Once that blissful honeymoon period fades, newlyweds have to adjust to a new rhythm of everyday life. Much of the transition will involve getting used to making financial decisions as a cohesive unit. While you’re no marriage counsellor, couples may entrust you with the task of leading discussions about money.

It’s not uncommon for recently hitched couples to postpone discussions about money until after the wedding — comparing credit scores is not always high on the list of priorities when assessing wedding caterers.

Some couples might even turn to their financial advisors to navigate delicate issues such as contrasting spending habits and paying off debts.

“Coming into a marriage, [couples] don’t often have those in-depth conversations beforehand,” says Darcie Crowe, senior investment advisor with Canaccord Genuity in Vancouver. “Talking with clients about their [shared] goals can be vital.”

Your responsibility is to foster an open dialogue with both spouses so they can feel secure in their financial future.

Crowe suggests four things you can do to build a long-lasting relationship with newlywed clients:

1. Establish common goals
Have the couple talk through their goals and break down their assets, liabilities and joint income, Crowe says.

As a planner, you can help them get an “overall view of the financial situation, rather than the sum of the parts,” she says. The plan they settle on will serve as a benchmark to monitor progress over time, which, she adds, should be revisited at least annually.

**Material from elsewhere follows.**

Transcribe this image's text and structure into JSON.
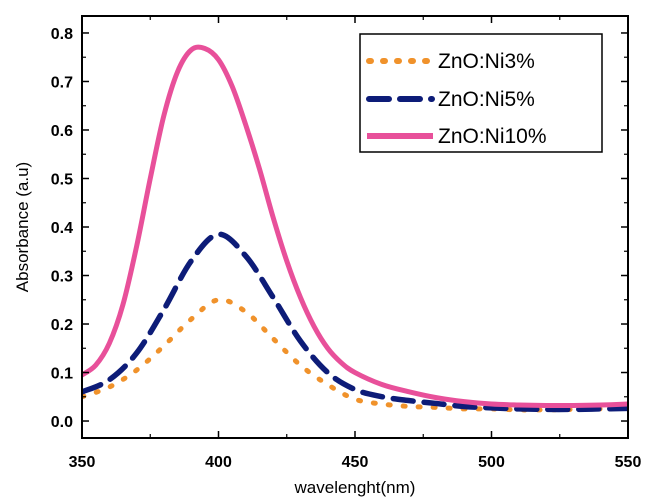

Not all couples want to merge all their finances immediately, Crowe says. Still, you should encourage them to create an emergency fund. That money squirrelled away can save them the headache of figuring out how to cover unforeseen expenses when they come up.

2. Ask questions
Part of your role is to facilitate participation of both partners, especially in situations in which one spouse seems to dominate the discussion while the other is less engaged.

“Very often, it might appear there’s a lack of interest,” says Crowe. “But it might be a lack of confidence or discomfort.”
Draw the less-engaged spouse out by asking questions, addressing them and getting their feedback, she says. It all comes down to making both spouses feel like an active participant.

3. Practice transparency
Make sure the flow of information you send out reaches both spouses. Even if only one partner is actively responding to your comments, Crowe says, you should address the couple as a unit.

“As soon as you’re just channeling communication to one, [the other will] start to feel excluded,” she says.

The worst thing you can do is to give the impression that certain details are being withheld, or you prefer working with one spouse over the other. At the same time, your meetings with them are a chance to promote transparency in their own discussions with each other, Crowe says.

4. Broach difficult topics
Happy occasions don’t inspire talk of death, wills and powers of attorney. But overcoming any reservations and discussing these issues now is in your clients’ best interest. So, your job is to initiate that dialogue and relate the importance of having those documents in place.

“This aspect is overlooked at the beginning because those aren’t always the things they want to be thinking about,” Crowe says. “It’s important to have those [conversations] up front, so the new spouses and potential children are looked after.”

Ultimately, having this discussion can send the message that you are committed to attending to your clients’ long-term interests.